Do you have any pups? Unless you still believe in the Stork Delivery Service, the question conjures up a picture of a stock department with shelves of merchandise.  I usually reply, “Yes we sure do! let me run back to the stock room and check on the prices for you.”


And this one I get a lot! “I want a dog for my husband’s birthday. I’d like a black and white female who’ll be eight weeks old on April 23.” Sure, back to the stock room again where I’ll check under B for Black and F for female.


I often sound like don’t want to sell the pups. I tell the people how much exercise they require, how much they eat and remind them that they’re not the quietest animals in the world. They tear things apart and if they find it on the floor, chair, counter where ever....they lay claim to that treasure. If they’re still determined that they want a pup, I invite them out to my place to meet the gang.ntention in the family.

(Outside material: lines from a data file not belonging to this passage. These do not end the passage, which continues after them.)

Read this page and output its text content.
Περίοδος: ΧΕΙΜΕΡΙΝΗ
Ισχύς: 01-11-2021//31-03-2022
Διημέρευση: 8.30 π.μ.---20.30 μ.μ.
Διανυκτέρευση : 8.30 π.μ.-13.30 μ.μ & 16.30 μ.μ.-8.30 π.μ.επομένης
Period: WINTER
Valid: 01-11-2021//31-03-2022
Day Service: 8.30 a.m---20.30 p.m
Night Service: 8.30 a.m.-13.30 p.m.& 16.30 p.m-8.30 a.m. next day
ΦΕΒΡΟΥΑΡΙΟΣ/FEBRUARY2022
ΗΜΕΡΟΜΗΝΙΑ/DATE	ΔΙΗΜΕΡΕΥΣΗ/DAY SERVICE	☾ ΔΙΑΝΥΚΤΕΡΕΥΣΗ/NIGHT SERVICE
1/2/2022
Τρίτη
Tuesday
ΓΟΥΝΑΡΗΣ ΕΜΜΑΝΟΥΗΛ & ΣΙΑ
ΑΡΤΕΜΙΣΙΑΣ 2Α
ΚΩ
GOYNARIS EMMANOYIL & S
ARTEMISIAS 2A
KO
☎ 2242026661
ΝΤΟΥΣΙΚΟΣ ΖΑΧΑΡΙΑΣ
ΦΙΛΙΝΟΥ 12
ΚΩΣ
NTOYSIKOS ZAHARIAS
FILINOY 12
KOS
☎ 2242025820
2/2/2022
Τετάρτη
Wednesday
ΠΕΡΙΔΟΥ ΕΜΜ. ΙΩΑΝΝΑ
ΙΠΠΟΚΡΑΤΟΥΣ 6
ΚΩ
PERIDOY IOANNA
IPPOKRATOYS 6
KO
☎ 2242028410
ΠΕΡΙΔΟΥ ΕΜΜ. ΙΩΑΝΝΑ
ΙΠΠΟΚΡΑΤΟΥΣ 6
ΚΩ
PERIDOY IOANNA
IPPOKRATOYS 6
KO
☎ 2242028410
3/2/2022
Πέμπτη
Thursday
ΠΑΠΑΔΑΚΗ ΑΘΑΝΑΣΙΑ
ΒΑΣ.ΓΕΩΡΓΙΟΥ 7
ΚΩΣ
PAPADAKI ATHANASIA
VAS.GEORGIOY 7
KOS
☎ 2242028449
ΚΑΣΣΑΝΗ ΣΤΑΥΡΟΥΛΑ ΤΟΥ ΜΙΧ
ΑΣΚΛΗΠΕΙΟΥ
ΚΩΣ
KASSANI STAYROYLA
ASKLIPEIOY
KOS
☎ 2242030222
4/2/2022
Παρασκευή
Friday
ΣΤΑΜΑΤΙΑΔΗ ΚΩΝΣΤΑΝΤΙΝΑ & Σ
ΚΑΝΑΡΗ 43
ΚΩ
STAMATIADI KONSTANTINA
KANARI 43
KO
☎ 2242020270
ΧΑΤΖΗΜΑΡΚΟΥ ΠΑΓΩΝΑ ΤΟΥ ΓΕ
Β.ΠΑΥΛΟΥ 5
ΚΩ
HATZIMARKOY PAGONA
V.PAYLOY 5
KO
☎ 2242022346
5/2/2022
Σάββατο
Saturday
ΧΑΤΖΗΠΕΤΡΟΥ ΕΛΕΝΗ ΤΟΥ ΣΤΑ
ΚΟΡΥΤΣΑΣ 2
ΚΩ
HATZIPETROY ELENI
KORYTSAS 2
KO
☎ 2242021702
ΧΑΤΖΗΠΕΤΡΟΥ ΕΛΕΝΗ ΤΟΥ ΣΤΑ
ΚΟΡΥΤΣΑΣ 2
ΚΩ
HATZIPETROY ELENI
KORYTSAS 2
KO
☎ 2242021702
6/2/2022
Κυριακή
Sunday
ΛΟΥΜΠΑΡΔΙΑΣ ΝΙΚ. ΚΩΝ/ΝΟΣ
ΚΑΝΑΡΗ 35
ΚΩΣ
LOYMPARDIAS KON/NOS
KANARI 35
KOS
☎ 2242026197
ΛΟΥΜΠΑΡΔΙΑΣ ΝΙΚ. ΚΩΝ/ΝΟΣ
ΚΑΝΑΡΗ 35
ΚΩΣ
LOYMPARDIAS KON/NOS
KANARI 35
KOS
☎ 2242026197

Innocent words can be a warning. If someone remarks that they hate to see dogs ‘cooped up’ and think they should have their freedom, they’re not likely to end up with one of my pups. I don’t want to see one of my pups clobbered by a car while roaming the roadside, or choking on a chicken bone from raided garbage.


One couple arrived at a our home while I was out in the back yard beating the bejabbers out of our living room rug. Standing in the midst of a dense cloud of disrupted dust, I blithely remarked, “That’s the sort of dirt four furry feet can bring in.” I was exaggerating slightly, since the dirt had actually been brought in by sixteen furry feet, but the lady looked slightly aghast and murmured, “Well, we could always keep the dog in the basement.”   "I'm sorry then.....!” I said; “I sell dogs for pets, not basements.”

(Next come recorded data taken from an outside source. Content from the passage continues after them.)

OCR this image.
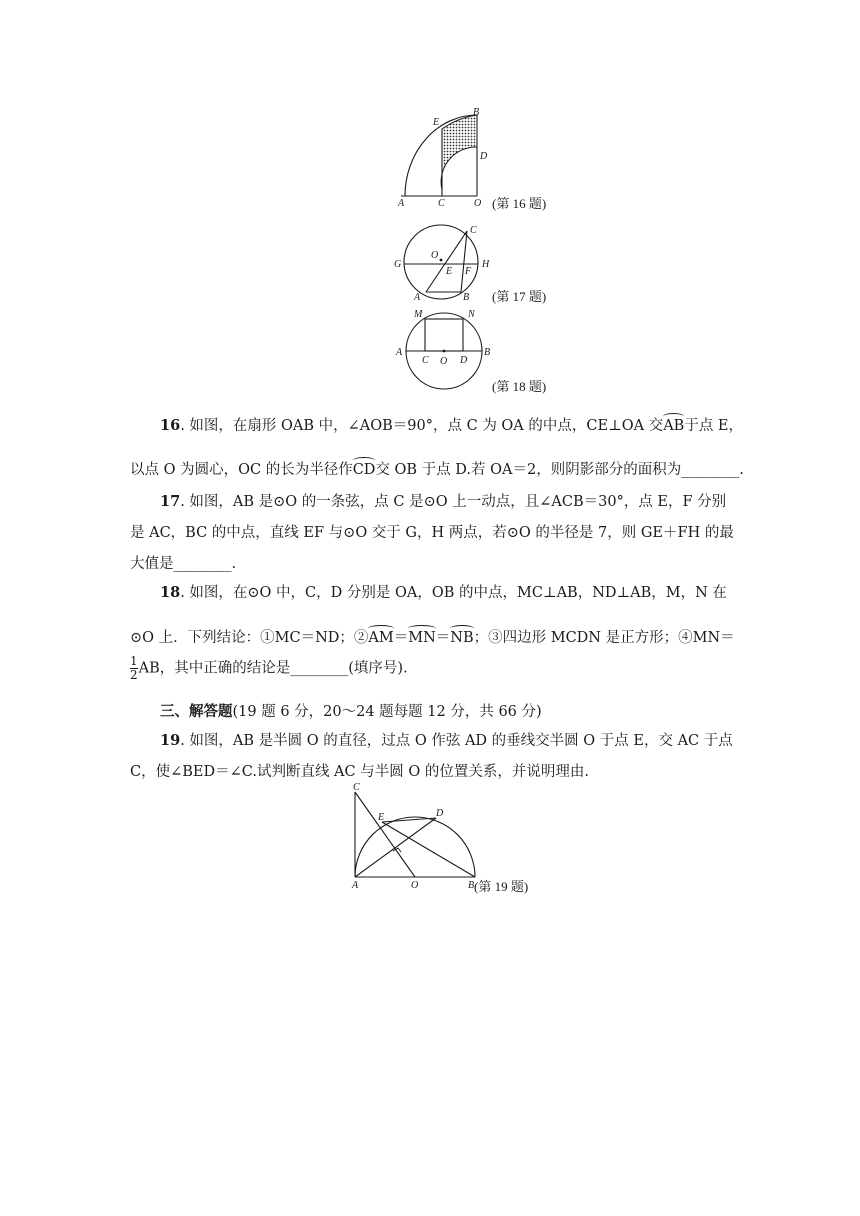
A	C	O
E
B
D
(第 16 题)
G	H
O
E F
C
A	B (第 17 题)
M	N
A
C O D
B
(第 18 题)
16. 如图，在扇形 OAB 中，∠AOB＝90°，点 C 为 OA 的中点，CE⊥OA 交AB于点 E，
以点 O 为圆心，OC 的长为半径作CD交 OB 于点 D.若 OA＝2，则阴影部分的面积为________.
17. 如图，AB 是⊙O 的一条弦，点 C 是⊙O 上一动点，且∠ACB＝30°，点 E，F 分别
是 AC，BC 的中点，直线 EF 与⊙O 交于 G，H 两点，若⊙O 的半径是 7，则 GE＋FH 的最
大值是________.
18. 如图，在⊙O 中，C，D 分别是 OA，OB 的中点，MC⊥AB，ND⊥AB，M，N 在
⊙O 上．下列结论：①MC＝ND；②AM＝MN＝NB；③四边形 MCDN 是正方形；④MN＝
$\frac{1}{2}$ AB，其中正确的结论是________(填序号).
三、解答题(19 题 6 分，20～24 题每题 12 分，共 66 分)
19. 如图，AB 是半圆 O 的直径，过点 O 作弦 AD 的垂线交半圆 O 于点 E，交 AC 于点
C，使∠BED＝∠C.试判断直线 AC 与半圆 O 的位置关系，并说明理由.
C
E	D
A	O	B (第 19 题)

You know the kind of people I like?

  • -I like the ones who ask lots of questions, the ones who want to see all my dogs and the ones who ask if there are any books they can read to learn more about the breed.

  • -I like the ones who ask me to suggest training classes or show them how to groom the dogs.

  • -I like the people who speak fondly of dogs they have had that have passed on, tell you of the clever things they did and show pictures slightly tattered from much handling and perhaps a tear or two.

  • -Most of all, I like the people who will love the pups as much as I do...and that’s a tall order!